L'artiste allemand Gunter Dannig a eu l'idée de créer ces pavés de la mémoire.

On enlève un ou plusieurs pavés en face du dernier domicile des personnes qui ont été déportées et assassinées par les Nazis.

L'artiste allemand Gunter Demnig en train de placer un pavé.

Il y a plus de 75.000 pavés de la mémoire en Europe.

Un pavé à la mémoire d'une personne exterminée par les Nazis parce qu'elle était homosexuelle.

Un pavé à la mémoire d'un soldat espagnol républicain qui avait fui l'Espagne du général Franco, proche des fascistes et des Nazis. Il vivait en France et a été arrêté par la police française de Vichy qui collaborait avec les Allemands.

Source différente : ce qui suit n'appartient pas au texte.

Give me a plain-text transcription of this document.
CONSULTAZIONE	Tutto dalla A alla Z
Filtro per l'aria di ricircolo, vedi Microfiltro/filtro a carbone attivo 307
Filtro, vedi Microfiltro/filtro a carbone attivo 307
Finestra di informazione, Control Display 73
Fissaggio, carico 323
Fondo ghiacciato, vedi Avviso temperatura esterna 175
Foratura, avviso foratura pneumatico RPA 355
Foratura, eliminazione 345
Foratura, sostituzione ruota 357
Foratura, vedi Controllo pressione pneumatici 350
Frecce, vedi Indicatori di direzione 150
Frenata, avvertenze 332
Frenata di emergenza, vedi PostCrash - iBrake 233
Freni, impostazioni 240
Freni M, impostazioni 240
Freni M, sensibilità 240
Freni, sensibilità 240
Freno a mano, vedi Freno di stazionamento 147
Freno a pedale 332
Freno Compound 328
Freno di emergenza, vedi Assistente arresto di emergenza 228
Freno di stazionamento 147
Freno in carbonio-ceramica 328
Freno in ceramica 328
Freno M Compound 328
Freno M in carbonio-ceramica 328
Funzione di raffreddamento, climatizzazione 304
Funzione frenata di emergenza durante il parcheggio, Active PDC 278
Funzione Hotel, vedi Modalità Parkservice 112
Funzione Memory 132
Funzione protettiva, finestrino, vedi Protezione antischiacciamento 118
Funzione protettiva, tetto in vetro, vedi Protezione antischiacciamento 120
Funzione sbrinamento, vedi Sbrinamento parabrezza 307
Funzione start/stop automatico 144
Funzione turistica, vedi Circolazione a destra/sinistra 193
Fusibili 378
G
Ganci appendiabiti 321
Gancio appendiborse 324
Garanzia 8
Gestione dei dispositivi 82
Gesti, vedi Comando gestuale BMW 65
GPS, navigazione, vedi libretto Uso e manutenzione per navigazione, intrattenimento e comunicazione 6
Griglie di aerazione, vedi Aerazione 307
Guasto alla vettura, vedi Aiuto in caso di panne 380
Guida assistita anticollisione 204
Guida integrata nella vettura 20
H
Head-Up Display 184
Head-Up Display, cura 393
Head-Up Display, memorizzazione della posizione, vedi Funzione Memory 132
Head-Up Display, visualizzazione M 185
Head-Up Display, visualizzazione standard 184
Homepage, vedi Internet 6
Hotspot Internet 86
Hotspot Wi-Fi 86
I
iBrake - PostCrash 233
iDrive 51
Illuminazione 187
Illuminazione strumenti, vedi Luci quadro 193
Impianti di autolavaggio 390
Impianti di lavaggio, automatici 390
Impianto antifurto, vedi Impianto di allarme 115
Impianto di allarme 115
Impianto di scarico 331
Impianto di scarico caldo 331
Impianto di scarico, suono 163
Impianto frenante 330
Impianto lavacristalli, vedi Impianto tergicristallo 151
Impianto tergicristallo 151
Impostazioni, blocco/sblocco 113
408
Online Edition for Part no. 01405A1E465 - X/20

La pierre d'achoppement est là pour garder la mémoire de l'horreur nazie et de faire passer un message de paix et de solidarité aux jeunes générations. On peut parrainer un pavé de la mémoire pour 120 euros. Pour avoir tous les renseignements sur ces pierres, voyez le site stopelrsteine.eu

Vos commentaires

  • Thierry Verhoeven

    Le 8 juin à 07:01

    J’habite près d’une rue où il y a des pavés comme ça. C’est à Charleroi rue de la régence et rue Neuve. C’était des rues où il y avait beaucoup de commerçants juifs qui ont été arrêtés pendant la guerre. Il y a aussi des résistants qui n’étaient pas juifs. C’est en Belgique, en Wallonie. Il y a d’ailleurs une photo dans cet article. Mais, elles ne sont pas bien nettoyées. La ville devrait les nettoyer de temps en temps. La ville devrait aussi mettre une explication sur ce que c’est. Presque personne ne connait l’histoire dans le quartier.